Pushing kids too hard: New book by Mount Vernon native explores education's culture of overachievement

Education

Jannot

Jeannine Jannot

The title of Mount Vernon native Jeannine Jannot’s new book captures its message succinctly: “The Disintegrating Student: Struggling but Smart, Falling Apart, How to Turn it Around.”

Jannot, a graduate of Mount Vernon High School, is a psychologist, teacher and academic coach living in Atlanta. Her parents, Ron and Connie, still live in Mount Vernon.

The book explores the impact of today’s data-driven achievement culture in education where grades and standardized test scores often take precedence over the love of learning, Jannot told the Mount Vernon News.

“It’s taken the motivation to learn away from students,” she said. “Students don’t care about learning as much as they care about grades and scores they need to get into the college, to get the job. That’s not a very fun way to go to school.”

One way parents can  help in many cases is to actually do less, said Jannot, a mother of three.

“We are in the achievement culture, too,” she said of herself and other parents. “We worry about our kids getting the grades up and getting the scores and getting into the colleges. We tend to help when our kids neither want nor need our help. That’s taking control away from our kids.”

Children with parents who are overly involved in their education may not learn from mistakes or how to take responsibility or have autonomy over their lives, Jannot said.

Parents should trust their kids, give them more control and acknowledge the pressures on them, she said.

“We know how to educate our kids,” she said. “But we’ve lost our away in what success means. I think that’s the biggest problem.”

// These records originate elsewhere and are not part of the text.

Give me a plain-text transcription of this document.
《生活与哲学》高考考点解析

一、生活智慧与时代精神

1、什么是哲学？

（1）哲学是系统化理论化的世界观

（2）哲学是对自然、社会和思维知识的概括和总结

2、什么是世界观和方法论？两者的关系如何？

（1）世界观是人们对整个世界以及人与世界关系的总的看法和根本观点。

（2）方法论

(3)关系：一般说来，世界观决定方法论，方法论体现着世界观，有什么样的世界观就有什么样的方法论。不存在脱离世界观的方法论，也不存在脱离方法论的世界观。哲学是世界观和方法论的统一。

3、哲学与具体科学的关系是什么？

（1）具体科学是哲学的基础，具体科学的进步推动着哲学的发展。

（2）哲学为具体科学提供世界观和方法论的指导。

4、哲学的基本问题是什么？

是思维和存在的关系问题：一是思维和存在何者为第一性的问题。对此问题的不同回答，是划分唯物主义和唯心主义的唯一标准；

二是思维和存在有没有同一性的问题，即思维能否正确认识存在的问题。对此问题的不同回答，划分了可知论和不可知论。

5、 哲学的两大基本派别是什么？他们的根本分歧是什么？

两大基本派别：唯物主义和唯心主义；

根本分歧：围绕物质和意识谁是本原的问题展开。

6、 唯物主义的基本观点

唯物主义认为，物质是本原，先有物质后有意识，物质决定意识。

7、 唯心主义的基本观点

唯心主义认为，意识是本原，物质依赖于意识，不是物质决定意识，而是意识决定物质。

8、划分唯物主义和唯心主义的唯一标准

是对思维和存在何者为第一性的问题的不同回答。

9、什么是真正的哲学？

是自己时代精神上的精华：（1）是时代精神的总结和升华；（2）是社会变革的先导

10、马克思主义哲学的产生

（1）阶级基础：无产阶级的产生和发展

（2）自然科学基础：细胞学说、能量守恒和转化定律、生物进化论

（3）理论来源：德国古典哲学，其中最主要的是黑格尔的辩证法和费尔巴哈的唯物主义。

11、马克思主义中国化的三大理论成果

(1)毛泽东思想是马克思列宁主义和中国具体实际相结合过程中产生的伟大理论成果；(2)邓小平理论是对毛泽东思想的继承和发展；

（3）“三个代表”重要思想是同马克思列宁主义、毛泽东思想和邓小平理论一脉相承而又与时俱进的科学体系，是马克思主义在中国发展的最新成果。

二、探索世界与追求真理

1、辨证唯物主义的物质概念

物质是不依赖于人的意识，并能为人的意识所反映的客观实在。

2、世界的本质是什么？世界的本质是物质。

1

The 2019 college admissions bribery scandal involving Hollywood stars was an extreme example of parents going too far to help their children, Jannot said. But it plays out in smaller examples in families across the country.

“I wasn’t surprised,” she said of the scandal. “I think it happens at all kinds of levels up to that extreme. Parents are trying to help their kids checks those boxes get those data points. They hire tutors; they send their kids to private schools; they’re signing them up for test prep programs. It really should go in the other direction. It should be the students and teachers telling us what the culture should be and what learning should look like.”